COLUMBUS — Dr. Daniel Behr of Mount Vernon Nazarene University can affirm that Tuesday was a good day to be an authority about political speeches.
After spending a couple of hours commenting on the inauguration of Barack Obama as the 44th president of the United States for the Ohio News Network cable channel, the communications professor devoted part of his drive back to Mount Vernon to talking to the News via cell phone. Behr is chairman of the Department of Communications at MVNU, and teaches classes on rhetorical criticism, communication and rhetorical theory, and the history of American public address. MVNU adjunct professor Amy Rogan, who teaches classes on video and media, also works as a producer at ONN in Columbus, and invited Behr to participate in the news network’s inaugural coverage.
Behr said he greatly enjoyed commenting on the president’s address.
“It was very different from the campaign,” Behr said, noting that it was less rhetorical, more straightforward, more simple and much more constrained by the needs of the occasion.
He pointed out that some were expecting more oratory in the address, but that Obama concentrated on the three important parts heard in most inaugural speeches, namely, 1) expressing gratitude to the electorate, 2) giving the historical context of the moment, and 3) crafting the leader’s vision for the future. Behr said that although some presidents have dwelled on the first two, such as Woodrow Wilson, who devoted most of his World War I speech to the historical context, Obama was clearly aiming to talk about his vision for the nation.
To describe that vision, Obama used language that described ideas with imagery instead of in catchy sound bites. One passage that did catch Behr’s ear was the sequence of lines after Obama quoted the Scriptural admonishment “the time has come to set aside childish things.” From the following exhortations, Behr was particularly struck with the phrase that it was time “to choose our better history,” a call to behave with honor and responsibility, to craft individuals’ destiny instead of passively letting it shape individuals. Obama’s themes were that Americans must put aside childish, petty differences and take responsibility for the country’s actions and impacts throughout the world.
“It will be interesting to see how his relationship will develop with his own party,” Behr said, noting that some of Obama’s comments may have been specifically intended as a warning toward Democratic Speaker of the House Nancy Pelosi. Pelosi has talked of pursuing charges against individuals in the Bush administration for their conduct during the previous eight years.

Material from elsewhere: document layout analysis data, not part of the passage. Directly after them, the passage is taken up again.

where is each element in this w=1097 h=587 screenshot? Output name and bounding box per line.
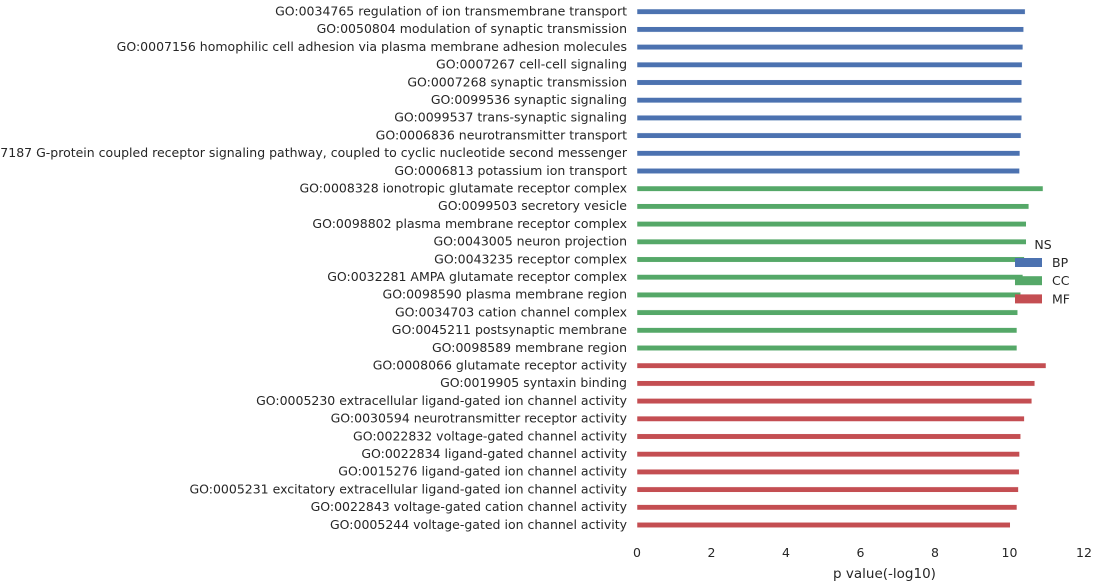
category-label: GO:0030594 neurotransmitter receptor act…: [331, 411, 628, 426]
bar-bp: [636, 132, 1022, 139]
category-label: GO:0022832 voltage-gated channel activit…: [353, 428, 628, 443]
bar-mf: [636, 468, 1020, 475]
bar-cc: [636, 274, 1024, 281]
category-label: GO:0007268 synaptic transmission: [407, 74, 627, 89]
bar-mf: [636, 433, 1021, 440]
bar-cc: [636, 185, 1044, 192]
category-label: GO:0005230 extracellular ligand-gated io…: [256, 393, 628, 408]
category-label: GO:0008066 glutamate receptor activity: [373, 358, 628, 373]
category-label: GO:0032281 AMPA glutamate receptor compl…: [327, 269, 627, 284]
x-tick-label: 2: [708, 545, 716, 560]
bar-bp: [636, 114, 1023, 121]
x-tick-label: 8: [931, 545, 939, 560]
bar-cc: [636, 203, 1030, 210]
category-label: GO:0008328 ionotropic glutamate receptor…: [300, 181, 628, 196]
legend-label-cc: CC: [1052, 273, 1070, 288]
bar-cc: [636, 221, 1027, 228]
x-tick-label: 0: [633, 545, 641, 560]
bar-cc: [636, 291, 1021, 298]
bar-mf: [636, 504, 1018, 511]
category-label: GO:0022834 ligand-gated channel activity: [361, 446, 627, 461]
category-label: GO:0005244 voltage-gated ion channel act…: [330, 517, 628, 532]
category-label: GO:0006813 potassium ion transport: [394, 163, 627, 178]
bar-cc: [636, 309, 1018, 316]
legend: NS BP CC MF: [1015, 237, 1070, 306]
x-axis: 0 2 4 6 8 10 12: [633, 545, 1092, 560]
bar-bp: [636, 26, 1024, 33]
legend-swatch-cc: [1015, 276, 1042, 286]
x-tick-label: 6: [857, 545, 865, 560]
category-labels: GO:0034765 regulation of ion transmembra…: [0, 4, 628, 532]
category-label: GO:0034703 cation channel complex: [395, 304, 627, 319]
bar-bp: [636, 61, 1023, 68]
legend-label-bp: BP: [1052, 255, 1069, 270]
category-label: GO:0043235 receptor complex: [434, 251, 627, 266]
bar-cc: [636, 256, 1025, 263]
bar-cc: [636, 345, 1018, 351]
category-label: GO:0005231 excitatory extracellular liga…: [189, 481, 627, 496]
category-label: GO:0043005 neuron projection: [433, 234, 627, 249]
bar-mf: [636, 522, 1011, 528]
bar-bp: [636, 79, 1023, 86]
category-label: GO:0007267 cell-cell signaling: [436, 57, 627, 72]
category-label: GO:0045211 postsynaptic membrane: [392, 322, 628, 337]
bar-cc: [636, 238, 1027, 245]
bar-mf: [636, 415, 1025, 422]
bar-mf: [636, 398, 1033, 405]
legend-title: NS: [1034, 237, 1051, 252]
x-tick-label: 10: [1002, 545, 1018, 560]
category-label: GO:0019905 syntaxin binding: [440, 375, 627, 390]
x-axis-label: p value(-log10): [833, 566, 936, 582]
category-label: GO:0099537 trans-synaptic signaling: [394, 110, 627, 125]
bar-mf: [636, 362, 1047, 369]
category-label: GO:0098802 plasma membrane receptor comp…: [312, 216, 627, 231]
category-label: GO:0099503 secretory vesicle: [438, 198, 627, 213]
bar-bp: [636, 44, 1024, 51]
category-label: GO:0015276 ligand-gated ion channel acti…: [338, 464, 627, 479]
legend-swatch-mf: [1015, 294, 1042, 304]
bar-mf: [636, 380, 1036, 387]
bars: [636, 8, 1047, 528]
category-label: GO:0034765 regulation of ion transmembra…: [275, 4, 627, 19]
category-label: GO:0098589 membrane region: [432, 340, 627, 355]
bar-bp: [636, 168, 1020, 174]
category-label: GO:0006836 neurotransmitter transport: [376, 127, 627, 142]
bar-bp: [636, 97, 1023, 104]
bar-cc: [636, 327, 1018, 334]
legend-swatch-bp: [1015, 258, 1042, 267]
bar-mf: [636, 486, 1019, 493]
category-label: GO:0007156 homophilic cell adhesion via …: [117, 39, 627, 54]
x-tick-label: 4: [782, 545, 790, 560]
category-label: GO:0099536 synaptic signaling: [431, 92, 627, 107]
category-label: GO:0022843 voltage-gated cation channel …: [311, 499, 628, 514]
category-label: GO:0050804 modulation of synaptic transm…: [317, 21, 627, 36]
category-label: GO:0098590 plasma membrane region: [383, 287, 627, 302]
bar-bp: [636, 8, 1026, 15]
bar-bp: [636, 150, 1021, 157]
legend-label-mf: MF: [1052, 291, 1070, 306]
bar-mf: [636, 451, 1020, 458]
category-label: GO:0007187 G-protein coupled receptor si…: [0, 145, 628, 160]
x-tick-label: 12: [1076, 545, 1092, 560]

The speech made it clear that the focus must be on looking ahead, not looking back.
Although Obama defined the historical framework of his administration strongly, Behr said he was surprised the president didn’t refer more specifically to African-American history, nor particularly to Dr. Martin Luther King, whose birthday was celebrated Monday. But Behr said he did not doubt that this was exactly the speech Obama meant to give. Unlike the outgoing president George W. Bush, he said, Obama takes an active hand in the writing of his addresses.
Behr said the speech was fairly typical for inaugural addresses, which have been modest in length since 1840, when newly elected President William Henry Harrison spoke at length during a massive downpour and ended up coming down with pneumonia and dying a few weeks later. Behr added that relatively brief, solemn addresses match the spirit of the ceremony itself, which was crafted by the founding fathers to be short on ceremony in order to further distinguish the United States from the royal pomp and circumstance of Great Britain.
“There was a bit too much hyperbole involved with the lead-up to this speech,” Behr said. “I think Obama understood more than the press did that the inaugural address is a part of the ceremony of this nation.”